Kontaminationsmesstechnik

Die analytische Erfassung von Kontaminationen auf Oberflächen und in Medien ist mit einer Vielzahl von Methoden und Geräten möglich. Sind Fragestellungen und Messaufgaben sehr individuell oder neu, erfordert es häufig Anpassungen oder Neuentwicklungen, wie beispielsweise bei der Integration von Messtechnik in die Fertigung oder der Anpassung an bestimmte Bauteile.

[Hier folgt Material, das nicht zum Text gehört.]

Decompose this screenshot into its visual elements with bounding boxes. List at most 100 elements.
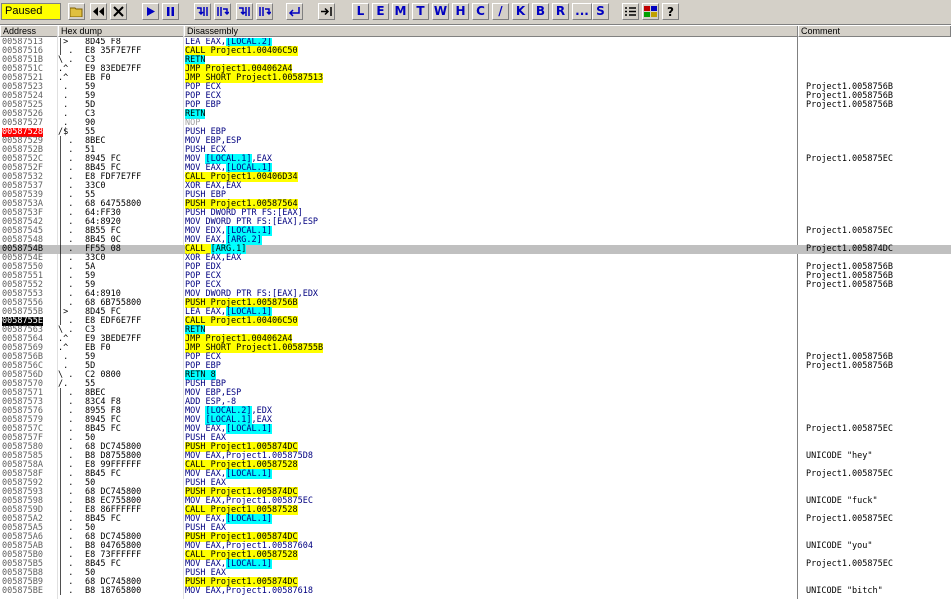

Als Referenz oder zur Auswahl geeigneter Messprinzipien stehen uns umfangreiche laboranalytische Verfahren zur Erfassung und Analyse verschiedenster Verunreinigungen in Gasen, Flüssigkeiten oder auf Oberflächen zur Verfügung. Ein aktueller Forschungsschwerpunkt ist die Bewertung von Materialpaarungen für Vakuumanwendungen hinsichtlich Partikelerzeugung und Ausbreitung – eine Frage mit hoher Industrierelevanz, da viele kontaminationskritische Prozesse wie Beschichtungen (PVD, CVD) oder Plasmaaktivierungen unter Vakuumbedingungen stattfinden.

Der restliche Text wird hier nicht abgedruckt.